(166c) Grand Canonical Monte Carlo Simulations of Electrical Double Layer Potential Profiles in Nanopores

Solid surfaces in solution become charged either naturally or via application of an electric field. The excess charge at the surface results in a region in the solution known in electrochemistry as the electrical double layer (EDL). The EDL governs phenomena like colloidal stability and electrokinetic phenomena; it also affects the outcome of electrochemical reactions. Electrical double layers play a key role in applications related to energy storage and water purification. Electrochemical measurements obtain macroscopic properties of EDL such as current response or potential response. Molecular efforts to model EDL usually give electrolyte distribution within the EDL
The work will discuss the utilization of a combination of Grand Canonical Monte Carlo (GCMC) simulations and electrodynamics concepts in order to calculate EDL profiles of electrical potential within charged slit-type pores.
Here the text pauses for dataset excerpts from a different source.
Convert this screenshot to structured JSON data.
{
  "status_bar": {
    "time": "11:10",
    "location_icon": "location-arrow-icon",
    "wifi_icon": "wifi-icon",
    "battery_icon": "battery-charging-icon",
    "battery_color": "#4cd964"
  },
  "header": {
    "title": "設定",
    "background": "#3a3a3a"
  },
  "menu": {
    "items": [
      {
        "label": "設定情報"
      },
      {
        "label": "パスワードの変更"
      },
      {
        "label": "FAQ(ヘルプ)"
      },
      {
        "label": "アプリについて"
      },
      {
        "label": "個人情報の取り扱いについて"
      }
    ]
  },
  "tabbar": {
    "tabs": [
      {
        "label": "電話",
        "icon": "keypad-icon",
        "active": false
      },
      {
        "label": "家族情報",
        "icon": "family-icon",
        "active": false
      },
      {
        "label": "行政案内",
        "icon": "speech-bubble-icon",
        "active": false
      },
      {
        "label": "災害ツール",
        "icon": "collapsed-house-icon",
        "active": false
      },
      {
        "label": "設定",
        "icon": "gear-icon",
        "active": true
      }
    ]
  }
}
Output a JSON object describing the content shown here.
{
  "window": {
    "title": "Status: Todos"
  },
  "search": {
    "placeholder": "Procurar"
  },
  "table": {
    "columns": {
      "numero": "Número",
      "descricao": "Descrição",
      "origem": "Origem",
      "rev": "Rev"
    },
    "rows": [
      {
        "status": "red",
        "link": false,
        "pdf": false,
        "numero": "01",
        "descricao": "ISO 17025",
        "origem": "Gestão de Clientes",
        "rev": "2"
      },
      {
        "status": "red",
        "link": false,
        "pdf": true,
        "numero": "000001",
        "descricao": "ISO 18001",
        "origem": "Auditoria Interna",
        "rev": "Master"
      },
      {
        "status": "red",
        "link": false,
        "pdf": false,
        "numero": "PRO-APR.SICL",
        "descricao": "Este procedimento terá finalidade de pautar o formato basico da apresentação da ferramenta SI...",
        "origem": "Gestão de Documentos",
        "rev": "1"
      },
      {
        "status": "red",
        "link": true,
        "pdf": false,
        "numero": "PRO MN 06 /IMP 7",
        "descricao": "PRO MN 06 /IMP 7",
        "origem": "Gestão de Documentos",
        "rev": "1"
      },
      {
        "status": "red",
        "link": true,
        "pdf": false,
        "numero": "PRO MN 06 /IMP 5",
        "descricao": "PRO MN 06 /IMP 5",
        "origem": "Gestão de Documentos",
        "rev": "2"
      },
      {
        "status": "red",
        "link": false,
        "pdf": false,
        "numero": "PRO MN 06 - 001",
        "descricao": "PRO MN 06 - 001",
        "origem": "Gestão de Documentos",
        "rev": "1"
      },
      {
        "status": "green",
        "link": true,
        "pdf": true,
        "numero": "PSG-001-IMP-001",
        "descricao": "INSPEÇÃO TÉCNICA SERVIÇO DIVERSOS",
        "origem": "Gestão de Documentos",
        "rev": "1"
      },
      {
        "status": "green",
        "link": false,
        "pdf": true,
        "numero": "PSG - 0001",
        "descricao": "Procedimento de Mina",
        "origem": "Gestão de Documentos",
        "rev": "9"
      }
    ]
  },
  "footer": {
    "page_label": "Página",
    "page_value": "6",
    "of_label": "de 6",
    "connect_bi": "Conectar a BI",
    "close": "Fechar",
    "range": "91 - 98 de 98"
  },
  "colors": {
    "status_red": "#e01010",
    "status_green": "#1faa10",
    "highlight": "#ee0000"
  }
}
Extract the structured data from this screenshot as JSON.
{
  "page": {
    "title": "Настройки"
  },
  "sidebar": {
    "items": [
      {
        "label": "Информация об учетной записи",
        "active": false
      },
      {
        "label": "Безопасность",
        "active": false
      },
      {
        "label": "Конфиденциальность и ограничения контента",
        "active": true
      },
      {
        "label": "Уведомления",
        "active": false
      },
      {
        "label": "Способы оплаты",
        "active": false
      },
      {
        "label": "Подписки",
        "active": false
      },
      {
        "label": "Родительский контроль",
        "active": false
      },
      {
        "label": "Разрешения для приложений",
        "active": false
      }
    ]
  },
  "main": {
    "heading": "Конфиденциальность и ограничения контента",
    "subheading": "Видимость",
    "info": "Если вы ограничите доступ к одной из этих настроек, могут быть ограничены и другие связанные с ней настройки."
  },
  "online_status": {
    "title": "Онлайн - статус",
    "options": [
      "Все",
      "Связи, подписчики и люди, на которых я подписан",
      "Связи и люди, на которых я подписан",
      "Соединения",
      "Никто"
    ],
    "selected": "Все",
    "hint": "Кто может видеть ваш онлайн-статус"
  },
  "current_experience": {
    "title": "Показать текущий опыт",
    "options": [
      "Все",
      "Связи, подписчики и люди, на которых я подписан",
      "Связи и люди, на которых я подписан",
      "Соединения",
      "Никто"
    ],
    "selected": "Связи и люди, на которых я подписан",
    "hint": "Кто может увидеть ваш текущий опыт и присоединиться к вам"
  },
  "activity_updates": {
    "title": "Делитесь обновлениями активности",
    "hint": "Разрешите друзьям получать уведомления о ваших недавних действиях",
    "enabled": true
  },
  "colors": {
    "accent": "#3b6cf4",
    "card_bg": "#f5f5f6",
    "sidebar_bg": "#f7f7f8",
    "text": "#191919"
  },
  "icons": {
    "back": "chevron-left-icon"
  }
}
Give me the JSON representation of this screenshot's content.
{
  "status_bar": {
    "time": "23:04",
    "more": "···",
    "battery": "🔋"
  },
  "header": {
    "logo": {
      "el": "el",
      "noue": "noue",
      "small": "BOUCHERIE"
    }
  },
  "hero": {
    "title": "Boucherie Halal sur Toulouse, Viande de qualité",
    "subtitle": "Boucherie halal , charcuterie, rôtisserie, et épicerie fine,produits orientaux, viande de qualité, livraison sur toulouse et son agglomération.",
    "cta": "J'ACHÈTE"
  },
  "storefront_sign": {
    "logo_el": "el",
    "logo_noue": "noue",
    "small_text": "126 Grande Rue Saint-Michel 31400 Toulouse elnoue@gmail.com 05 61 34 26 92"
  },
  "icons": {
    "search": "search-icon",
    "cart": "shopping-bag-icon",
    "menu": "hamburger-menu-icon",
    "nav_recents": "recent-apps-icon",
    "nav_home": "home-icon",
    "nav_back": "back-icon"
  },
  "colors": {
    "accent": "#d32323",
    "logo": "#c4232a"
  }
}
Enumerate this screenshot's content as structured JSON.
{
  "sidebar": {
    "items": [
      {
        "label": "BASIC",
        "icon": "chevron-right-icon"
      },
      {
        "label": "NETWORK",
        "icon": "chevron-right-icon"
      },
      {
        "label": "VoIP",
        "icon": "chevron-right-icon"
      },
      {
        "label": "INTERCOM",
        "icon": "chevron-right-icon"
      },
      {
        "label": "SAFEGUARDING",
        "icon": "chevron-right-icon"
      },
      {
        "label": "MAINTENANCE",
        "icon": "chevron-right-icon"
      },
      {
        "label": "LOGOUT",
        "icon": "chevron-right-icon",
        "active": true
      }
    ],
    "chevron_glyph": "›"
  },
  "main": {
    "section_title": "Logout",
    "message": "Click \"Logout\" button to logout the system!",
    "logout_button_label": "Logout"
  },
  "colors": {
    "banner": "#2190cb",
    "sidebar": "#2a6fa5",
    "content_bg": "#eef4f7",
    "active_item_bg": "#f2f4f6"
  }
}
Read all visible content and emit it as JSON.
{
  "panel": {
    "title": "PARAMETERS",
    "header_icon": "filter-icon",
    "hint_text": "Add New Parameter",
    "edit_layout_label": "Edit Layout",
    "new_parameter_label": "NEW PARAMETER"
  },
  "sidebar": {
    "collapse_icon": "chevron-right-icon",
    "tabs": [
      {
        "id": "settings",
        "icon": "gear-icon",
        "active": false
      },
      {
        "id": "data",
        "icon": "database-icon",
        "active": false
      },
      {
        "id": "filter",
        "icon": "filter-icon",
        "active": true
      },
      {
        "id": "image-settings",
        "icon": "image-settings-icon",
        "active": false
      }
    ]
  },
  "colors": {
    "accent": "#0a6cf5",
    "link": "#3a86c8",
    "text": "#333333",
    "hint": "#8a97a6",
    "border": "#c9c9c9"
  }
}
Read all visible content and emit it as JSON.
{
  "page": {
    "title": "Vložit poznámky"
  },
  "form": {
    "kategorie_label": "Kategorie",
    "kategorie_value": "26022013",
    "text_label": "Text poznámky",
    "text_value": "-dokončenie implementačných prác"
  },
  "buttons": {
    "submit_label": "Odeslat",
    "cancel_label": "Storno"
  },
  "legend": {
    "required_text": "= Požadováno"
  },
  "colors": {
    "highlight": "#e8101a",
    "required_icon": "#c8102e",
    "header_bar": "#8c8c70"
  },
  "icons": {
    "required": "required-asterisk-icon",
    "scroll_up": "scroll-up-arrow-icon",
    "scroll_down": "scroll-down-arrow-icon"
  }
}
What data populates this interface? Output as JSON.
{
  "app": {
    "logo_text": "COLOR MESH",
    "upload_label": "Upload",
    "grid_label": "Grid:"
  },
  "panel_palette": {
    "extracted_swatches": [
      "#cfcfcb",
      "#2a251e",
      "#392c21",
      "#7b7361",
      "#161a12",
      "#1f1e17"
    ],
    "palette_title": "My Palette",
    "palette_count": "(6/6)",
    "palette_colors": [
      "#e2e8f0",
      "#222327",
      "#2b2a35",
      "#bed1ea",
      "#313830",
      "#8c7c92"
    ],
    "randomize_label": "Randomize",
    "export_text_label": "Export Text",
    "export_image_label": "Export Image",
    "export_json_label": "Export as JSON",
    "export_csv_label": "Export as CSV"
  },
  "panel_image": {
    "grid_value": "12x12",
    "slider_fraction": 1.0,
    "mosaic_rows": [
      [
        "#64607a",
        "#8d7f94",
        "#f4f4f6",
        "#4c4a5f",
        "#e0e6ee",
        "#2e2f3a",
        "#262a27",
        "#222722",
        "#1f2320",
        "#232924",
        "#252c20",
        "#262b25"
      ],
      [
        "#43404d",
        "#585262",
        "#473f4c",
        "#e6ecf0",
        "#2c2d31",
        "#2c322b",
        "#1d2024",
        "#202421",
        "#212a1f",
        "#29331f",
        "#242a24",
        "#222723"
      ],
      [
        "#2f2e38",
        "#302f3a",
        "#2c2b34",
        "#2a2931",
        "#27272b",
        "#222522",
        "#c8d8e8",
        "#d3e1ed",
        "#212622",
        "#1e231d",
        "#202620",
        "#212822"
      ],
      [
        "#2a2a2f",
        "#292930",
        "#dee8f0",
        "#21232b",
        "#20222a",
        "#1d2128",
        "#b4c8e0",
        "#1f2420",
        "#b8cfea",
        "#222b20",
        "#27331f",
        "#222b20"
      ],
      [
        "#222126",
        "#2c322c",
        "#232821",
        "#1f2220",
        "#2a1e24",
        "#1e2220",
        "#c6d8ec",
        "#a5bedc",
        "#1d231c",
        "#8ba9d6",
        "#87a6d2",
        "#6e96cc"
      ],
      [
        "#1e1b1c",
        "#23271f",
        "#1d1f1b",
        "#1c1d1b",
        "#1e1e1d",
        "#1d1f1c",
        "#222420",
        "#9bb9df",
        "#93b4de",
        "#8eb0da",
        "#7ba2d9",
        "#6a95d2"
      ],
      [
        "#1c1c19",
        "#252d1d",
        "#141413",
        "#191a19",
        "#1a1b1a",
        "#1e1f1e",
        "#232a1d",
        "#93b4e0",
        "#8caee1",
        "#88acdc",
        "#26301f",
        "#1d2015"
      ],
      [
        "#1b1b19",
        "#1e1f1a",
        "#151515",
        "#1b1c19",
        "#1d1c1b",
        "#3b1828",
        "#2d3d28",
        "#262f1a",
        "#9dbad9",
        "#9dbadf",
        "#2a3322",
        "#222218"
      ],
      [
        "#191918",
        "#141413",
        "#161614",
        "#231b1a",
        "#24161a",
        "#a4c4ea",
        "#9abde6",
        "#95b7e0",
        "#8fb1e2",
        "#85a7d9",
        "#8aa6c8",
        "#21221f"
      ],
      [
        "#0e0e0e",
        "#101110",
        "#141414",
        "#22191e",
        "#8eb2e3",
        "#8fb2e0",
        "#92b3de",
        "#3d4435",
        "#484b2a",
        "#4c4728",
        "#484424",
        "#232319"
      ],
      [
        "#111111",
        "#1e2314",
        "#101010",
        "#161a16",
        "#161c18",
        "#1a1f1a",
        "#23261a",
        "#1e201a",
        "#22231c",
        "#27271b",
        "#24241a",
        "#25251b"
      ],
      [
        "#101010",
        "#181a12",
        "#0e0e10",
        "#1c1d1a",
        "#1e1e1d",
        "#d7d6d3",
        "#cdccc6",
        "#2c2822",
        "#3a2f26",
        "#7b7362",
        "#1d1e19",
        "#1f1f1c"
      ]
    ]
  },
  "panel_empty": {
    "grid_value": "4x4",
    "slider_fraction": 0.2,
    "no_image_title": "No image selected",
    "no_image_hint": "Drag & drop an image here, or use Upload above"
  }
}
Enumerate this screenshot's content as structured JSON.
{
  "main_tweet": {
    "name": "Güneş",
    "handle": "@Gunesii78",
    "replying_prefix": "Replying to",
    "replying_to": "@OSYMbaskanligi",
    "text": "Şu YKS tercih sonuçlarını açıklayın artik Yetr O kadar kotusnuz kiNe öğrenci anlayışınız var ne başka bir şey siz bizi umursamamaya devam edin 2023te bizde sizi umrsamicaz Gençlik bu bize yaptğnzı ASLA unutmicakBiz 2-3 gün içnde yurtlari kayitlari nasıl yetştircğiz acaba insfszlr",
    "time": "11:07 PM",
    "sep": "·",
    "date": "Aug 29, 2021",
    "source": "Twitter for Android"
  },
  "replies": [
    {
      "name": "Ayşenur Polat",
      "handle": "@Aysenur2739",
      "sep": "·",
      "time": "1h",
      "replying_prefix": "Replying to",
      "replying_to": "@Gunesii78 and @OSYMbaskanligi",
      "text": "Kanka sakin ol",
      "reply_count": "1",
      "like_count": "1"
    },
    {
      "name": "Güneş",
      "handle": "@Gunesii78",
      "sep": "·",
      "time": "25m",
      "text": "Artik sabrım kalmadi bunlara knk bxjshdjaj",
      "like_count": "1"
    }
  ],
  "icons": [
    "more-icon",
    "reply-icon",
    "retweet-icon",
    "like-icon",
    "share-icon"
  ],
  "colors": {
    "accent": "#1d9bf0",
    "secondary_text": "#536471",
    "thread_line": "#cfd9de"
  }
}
Electrical potential distributions inside pores with respect to field-free virtual bulk electrolyte solution implicit in the Grand Canonical ensemble were obtained via this method. The simulations show that entropy effects lead to the exclusion of co-ions from the pore to allow densely-packed counter-ions to efficiently neutralize surface charge. This phenomenon, in conjunction with the long-range effects with respect to the source charge, lead to a semi-oscillatory behavior of the potential profiles not predicted by Classical Theory. The electrical potential at the center of the pore was lower with respect to the absolute potential of the bulk solution in some cases, even if ion-distribution bulk conditions were achieved for a couple of layers of fluid at the center of the pore.